I think the latest version of QuickMark is now my favourite of the apps I’ve tried. (Note that there’s a different version for the iPhone 4). Its big failing is that bits of the UI are rather counter-intuitive and the developer’s website is a mess and hard to navigate. But once you get over that it has several very nice features. Firstly, it will scan a range of different 2D formats including QR Code, Quick Code and Data Matrix. It will also scan 1D barcodes, but, and this is important, you need to configure it for the type of 1D code you’re scanning or it will just sit there failing to recognise anything. If you’re generally scanning standard product codes, go into Settings and make sure you select the EAN/UPC option.

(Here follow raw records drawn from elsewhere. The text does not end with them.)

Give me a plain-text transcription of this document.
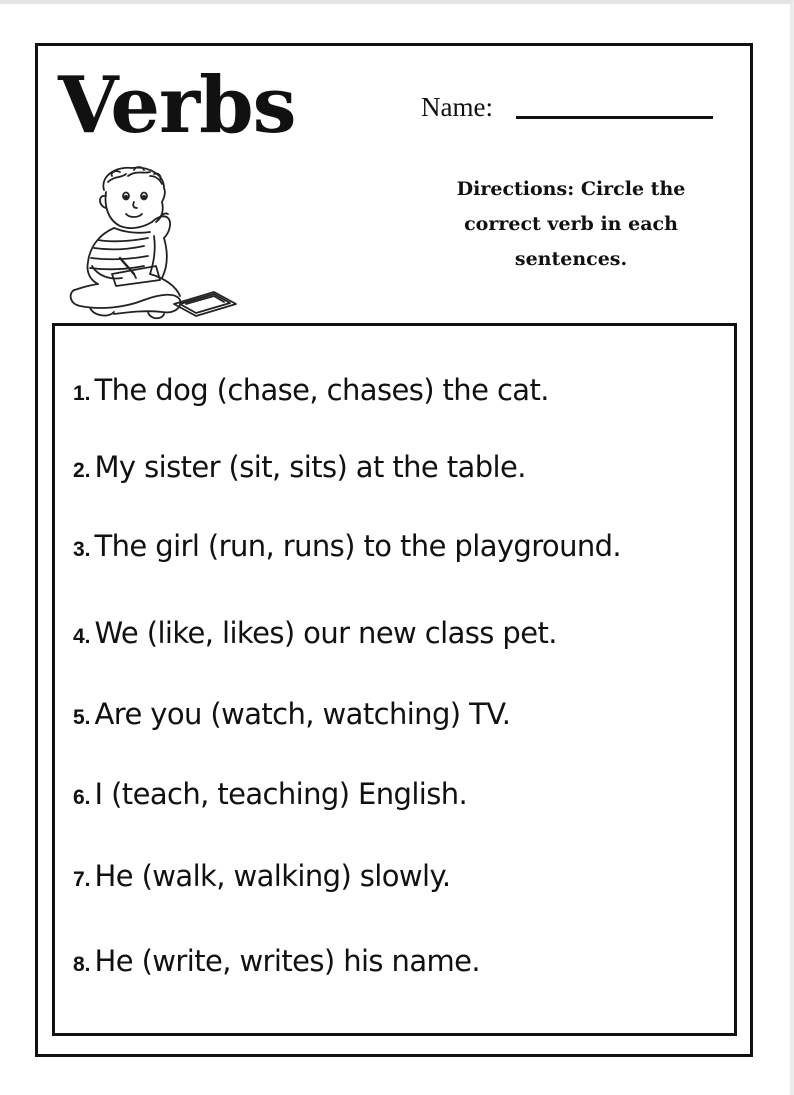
Verbs	Name:
Directions: Circle the correct verb in each sentences.
1. The dog (chase, chases) the cat.
2. My sister (sit, sits) at the table.
3. The girl (run, runs) to the playground.
4. We (like, likes) our new class pet.
5. Are you (watch, watching) TV.
6. I (teach, teaching) English.
7. He (walk, walking) slowly.
8. He (write, writes) his name.
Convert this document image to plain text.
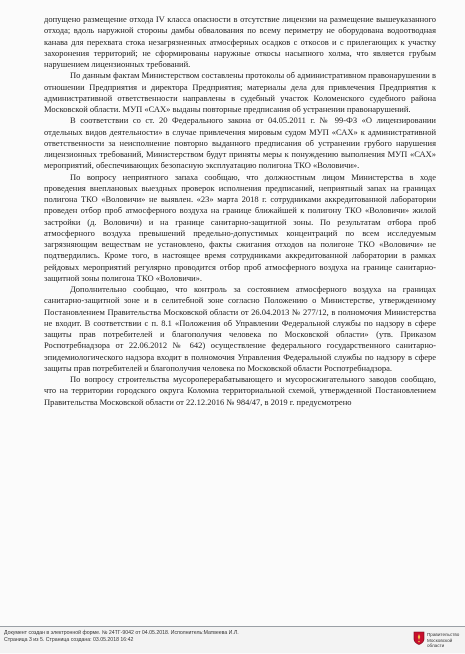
допущено размещение отхода IV класса опасности в отсутствие лицензии на размещение вышеуказанного отхода; вдоль наружной стороны дамбы обвалования по всему периметру не оборудована водоотводная канава для перехвата стока незагрязненных атмосферных осадков с откосов и с прилегающих к участку захоронения территорий; не сформированы наружные откосы насыпного холма, что является грубым нарушением лицензионных требований.

По данным фактам Министерством составлены протоколы об административном правонарушении в отношении Предприятия и директора Предприятия; материалы дела для привлечения Предприятия к административной ответственности направлены в судебный участок Коломенского судебного района Московской области. МУП «САХ» выданы повторные предписания об устранении правонарушений.

В соответствии со ст. 20 Федерального закона от 04.05.2011 г. № 99-ФЗ «О лицензировании отдельных видов деятельности» в случае привлечения мировым судом МУП «САХ» к административной ответственности за неисполнение повторно выданного предписания об устранении грубого нарушения лицензионных требований, Министерством будут приняты меры к понуждению выполнения МУП «САХ» мероприятий, обеспечивающих безопасную эксплуатацию полигона ТКО «Воловичи».

По вопросу неприятного запаха сообщаю, что должностным лицом Министерства в ходе проведения внеплановых выездных проверок исполнения предписаний, неприятный запах на границах полигона ТКО «Воловичи» не выявлен. «23» марта 2018 г. сотрудниками аккредитованной лаборатории проведен отбор проб атмосферного воздуха на границе ближайшей к полигону ТКО «Воловичи» жилой застройки (д. Воловичи) и на границе санитарно-защитной зоны. По результатам отбора проб атмосферного воздуха превышений предельно-допустимых концентраций по всем исследуемым загрязняющим веществам не установлено, факты сжигания отходов на полигоне ТКО «Воловичи» не подтвердились. Кроме того, в настоящее время сотрудниками аккредитованной лаборатории в рамках рейдовых мероприятий регулярно проводится отбор проб атмосферного воздуха на границе санитарно-защитной зоны полигона ТКО «Воловичи».

Дополнительно сообщаю, что контроль за состоянием атмосферного воздуха на границах санитарно-защитной зоне и в селитебной зоне согласно Положению о Министерстве, утвержденному Постановлением Правительства Московской области от 26.04.2013 № 277/12, в полномочия Министерства не входит. В соответствии с п. 8.1 «Положения об Управлении Федеральной службы по надзору в сфере защиты прав потребителей и благополучия человека по Московской области» (утв. Приказом Роспотребнадзора от 22.06.2012 № 642) осуществление федерального государственного санитарно-эпидемиологического надзора входит в полномочия Управления Федеральной службы по надзору в сфере защиты прав потребителей и благополучия человека по Московской области Роспотребнадзора.

По вопросу строительства мусороперерабатывающего и мусоросжигательного заводов сообщаю, что на территории городского округа Коломна территориальной схемой, утвержденной Постановлением Правительства Московской области от 22.12.2016 № 984/47, в 2019 г. предусмотрено

Документ создан в электронной форме. № 24ТГ-9042 от 04.05.2018. Исполнитель:Матвеева И.Л.
Страница 3 из 5. Страница создана: 03.05.2018 16:42
Правительство
Московской области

It gets better. There’s now an option for 1D codes to redirect you to a URL based on the code, and you can choose the URL. I configured mine with
http://www.amazon.co.uk/s/?field-keywords=
and sure enough, when I scanned a book it stuck the ISBN number on the end and took me straight to the right place.

And better. There’s a free utility called QuickMark Spot which you can run on your Mac and which will receive barcodes from the phone over wifi, and insert them wherever your cursor happens to be. So you can open a text editor, wander round the house scanning your books and CDs, and come back to find all the barcodes in your file. Very cute, and a better range than, say a dedicated bluetooth scanner.

There are many, many more apps out there, and many more functions to these ones – I haven’t touched, for example, on how some of them can automatically call phone numbers embedded in QR codes, or display barcodes to be scanned by other phones… but this should get you started if you want to explore.